Publié le par dans Sanction et discipline.

Ne pas informer ses salariés d’un contrôle par vidéosurveillance, rend-il irrecevable les preuves recueillies par ce système ? Existe-t-il un délai pour supprimer les enregistrements ?

J’ai décidé de licencier un salarié que j’ai surpris en train de voler le sac personnel de l’un de ses collègues sur des images de la vidéosurveillance. Ce sac était entreposé dans une « salle de charge » dans laquelle les salariés viennent récupérer des chariots nécessaires à leur activité pour ensuite les transférer dans un entrepôt. J’avais apposé des étiquettes portant le message « Surveillance vidéo 24/24h décret 96–926 du 17 octobre 1996 », hors site et à l’entrée de certains entrepôts. C’est vrai que les images litigieuses ont été conservées longtemps (au-delà du délai de 30 jours énoncés lors de l’installation de ces caméras). Elles ont servi à faire établir un constat d’huissier pour leur visionnage plus d’un an après. Le salarié conteste son licenciement. Il avance que les preuves que je détiens ne valent rien. Qu’en est-il ?

Il y a une forte probabilité que le salarié ait raison et qu’en cas de contentieux, les juges considèrent que vous avez utilisé les enregistrements d’une vidéosurveillance sans information suffisante des salariés concernés et au-delà du délai nécessaire à la finalité du dispositif.

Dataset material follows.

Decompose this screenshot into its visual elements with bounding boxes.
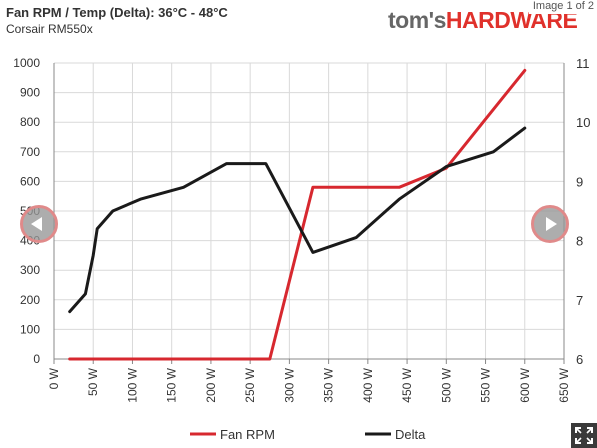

Pour rappel, la mise en place dans l’entreprise d’un dispositif de vidéosurveillance utilisé pour contrôler l’activité du personnel, obéit à certaines conditions parmi lesquelles :

  • l’exigence de loyauté interdisant la collecte de données personnelles aux salariés par un dispositif n’ayant pas été porté préalablement à leur connaissance (Code du travail, art. L. 1222–4) ;
  • mais aussi, conformément à l’article 36 de la loi « informatique et libertés », le respect du délai maximal de conservation des données.

Il ne fait a priori pas de doute que les salariés doivent être informés de la vidéosurveillance de cette « salle de charge » qui est bien un local de travail de ce que vous en dîtes. Et se contenter d’apposer des étiquettes portant le message « Surveillance vidéo 24/24h décret 96–926 du 17 octobre 1996 » hors site et à l’entrée de certains entrepôts est insuffisant.

Ce qui risque également de poser problème, c’est la durée de conservation des enregistrements qui ne doit pas aller au-delà du délai nécessaire. Vous-même reconnaissez que lors de l’installation du dispositif, il avait été prévu que les enregistrements numériques seraient conservés durant 30 jours maximum.

Or vous les avez conservés pour faire établir un constat d’huissier pour leur visionnage plus d’un an après.

Au vu de ces éléments, il y a de fortes probabilités que les juges considèrent les preuves recueillies comme irrecevables. Du coup le licenciement pourra être considéré comme sans cause réelle et sérieuse. Des sanctions peuvent aussi être prononcées par la Commission nationale de l’informatique et des libertés (CNIL).